Although current constructions of batched threshold encryption are not yet ready for production, the initial work by Choudhuri et al. has sparked several promising follow-ups (e.g., 1,2,3) and more practical and efficient constructions may be just around the corner.
A Promising Road Ahead for Threshold Encrypted Mempools
These recent cryptographic advances suggest a bright future for threshold encrypted mempools. While many of the discussed primitives, such as secret sharing with snitching, traceable threshold encryption, and batched threshold encryption, are still maturing and not yet production-ready, the rapid pace of research is encouraging.
What’s even more exciting is the potential to combine multiple of the above primitives. An example is the recent work by Bormet et al., which combines batched threshold encryption with a silent setup to reduce both communication overhead and setup complexity. This scheme provides a compelling medium-term vision for threshold encrypted mempools in Ethereum. Once efficient enough for practical use, the scheme by Bormet et al. could be deployed directly by Ethereum validators: essentially the validators could act as Keypers using their existing keys and publishing the corresponding hint. Users can then flexibly choose any subset of validators as their Keyper set, tailoring trust assumptions to their needs. At the same time, the batched decryption mechanism ensures that all encrypted transactions in a block (targeted to the same Keyper set) can be decrypted using a single, constant-sized decryption message, minimizing bandwidth and making the approach highly efficient for real-world deployment. Adding mechanisms to actively prevent or punish collusion, through mechanisms like secret sharing with snitching or traceable threshold encryption, is likely still a long way off and a rather long-term vision. However, the ability for users to freely select their Keyper set already provides a meaningful step toward mitigating trust issues.

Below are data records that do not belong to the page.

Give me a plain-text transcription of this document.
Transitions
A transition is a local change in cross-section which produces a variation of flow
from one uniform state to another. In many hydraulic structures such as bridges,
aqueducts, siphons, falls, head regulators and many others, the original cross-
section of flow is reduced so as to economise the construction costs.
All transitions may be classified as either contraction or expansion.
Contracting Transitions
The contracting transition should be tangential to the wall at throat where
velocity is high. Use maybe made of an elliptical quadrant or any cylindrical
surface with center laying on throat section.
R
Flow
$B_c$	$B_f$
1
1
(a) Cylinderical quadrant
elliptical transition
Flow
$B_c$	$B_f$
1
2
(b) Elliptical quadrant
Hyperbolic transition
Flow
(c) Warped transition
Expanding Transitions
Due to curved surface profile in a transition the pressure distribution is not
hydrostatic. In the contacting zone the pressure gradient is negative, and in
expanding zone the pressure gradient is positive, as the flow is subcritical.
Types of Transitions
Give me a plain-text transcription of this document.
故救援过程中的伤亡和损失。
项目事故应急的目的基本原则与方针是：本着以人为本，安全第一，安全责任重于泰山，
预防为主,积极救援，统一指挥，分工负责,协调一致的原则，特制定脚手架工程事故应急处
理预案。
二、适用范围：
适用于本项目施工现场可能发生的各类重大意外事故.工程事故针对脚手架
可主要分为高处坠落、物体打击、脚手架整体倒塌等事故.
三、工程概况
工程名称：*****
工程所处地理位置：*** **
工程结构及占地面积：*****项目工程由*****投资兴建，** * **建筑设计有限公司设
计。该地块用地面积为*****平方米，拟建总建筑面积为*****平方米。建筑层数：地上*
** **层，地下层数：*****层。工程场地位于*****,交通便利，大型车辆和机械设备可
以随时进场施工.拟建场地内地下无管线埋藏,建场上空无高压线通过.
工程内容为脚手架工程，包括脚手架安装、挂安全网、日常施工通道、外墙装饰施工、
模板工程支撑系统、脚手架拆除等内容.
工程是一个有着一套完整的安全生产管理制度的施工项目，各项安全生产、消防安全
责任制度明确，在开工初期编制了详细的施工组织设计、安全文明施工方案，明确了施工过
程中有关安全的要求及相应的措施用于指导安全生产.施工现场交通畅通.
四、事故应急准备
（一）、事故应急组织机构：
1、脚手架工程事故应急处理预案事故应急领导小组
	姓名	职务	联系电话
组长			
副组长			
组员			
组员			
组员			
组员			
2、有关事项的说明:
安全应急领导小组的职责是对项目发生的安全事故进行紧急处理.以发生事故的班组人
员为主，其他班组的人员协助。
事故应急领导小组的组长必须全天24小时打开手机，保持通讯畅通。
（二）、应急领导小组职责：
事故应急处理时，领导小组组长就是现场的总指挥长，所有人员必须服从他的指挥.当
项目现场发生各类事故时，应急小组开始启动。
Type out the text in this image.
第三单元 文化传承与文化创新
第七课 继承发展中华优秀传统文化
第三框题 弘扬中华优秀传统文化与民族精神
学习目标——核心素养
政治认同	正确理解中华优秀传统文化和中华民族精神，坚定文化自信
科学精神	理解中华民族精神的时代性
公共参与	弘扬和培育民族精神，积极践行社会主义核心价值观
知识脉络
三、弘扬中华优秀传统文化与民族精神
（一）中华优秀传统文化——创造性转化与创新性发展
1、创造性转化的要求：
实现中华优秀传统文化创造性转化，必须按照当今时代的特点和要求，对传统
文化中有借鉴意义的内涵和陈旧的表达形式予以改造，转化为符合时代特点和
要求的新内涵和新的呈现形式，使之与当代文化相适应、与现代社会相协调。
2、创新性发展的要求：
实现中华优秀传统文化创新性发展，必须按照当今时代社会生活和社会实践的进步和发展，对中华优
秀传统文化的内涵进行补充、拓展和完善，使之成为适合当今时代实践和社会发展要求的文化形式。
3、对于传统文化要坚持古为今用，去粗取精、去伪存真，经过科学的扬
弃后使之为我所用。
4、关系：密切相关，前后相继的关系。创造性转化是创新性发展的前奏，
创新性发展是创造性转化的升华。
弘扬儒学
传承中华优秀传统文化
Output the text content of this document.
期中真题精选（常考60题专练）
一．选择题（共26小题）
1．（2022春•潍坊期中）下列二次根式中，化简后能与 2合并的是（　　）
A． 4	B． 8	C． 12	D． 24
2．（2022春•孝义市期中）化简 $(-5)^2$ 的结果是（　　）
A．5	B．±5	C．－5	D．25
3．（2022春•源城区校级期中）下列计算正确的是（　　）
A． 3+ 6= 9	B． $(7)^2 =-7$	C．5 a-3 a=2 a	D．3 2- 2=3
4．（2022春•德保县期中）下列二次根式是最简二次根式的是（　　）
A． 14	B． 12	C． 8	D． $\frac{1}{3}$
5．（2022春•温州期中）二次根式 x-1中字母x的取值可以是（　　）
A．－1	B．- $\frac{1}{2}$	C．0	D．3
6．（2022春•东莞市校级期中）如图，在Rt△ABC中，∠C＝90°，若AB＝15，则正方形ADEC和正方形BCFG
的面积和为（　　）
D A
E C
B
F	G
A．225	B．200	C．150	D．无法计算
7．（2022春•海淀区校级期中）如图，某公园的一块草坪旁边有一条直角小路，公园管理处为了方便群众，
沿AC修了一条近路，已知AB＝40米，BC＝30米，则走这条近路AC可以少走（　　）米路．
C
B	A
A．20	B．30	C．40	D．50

So there’s plenty of reason for excitement: While FHE and MPC have received the most attention so far, they are just two among a variety of powerful cryptographic primitives worth paying attention to. With continued progress on accountability mechanisms, bandwidth optimizations, and composable protocols, threshold encryption is shaping up to be one of the most promising and practical building blocks for censorship-resistant, MEV-safe blockchain infrastructure.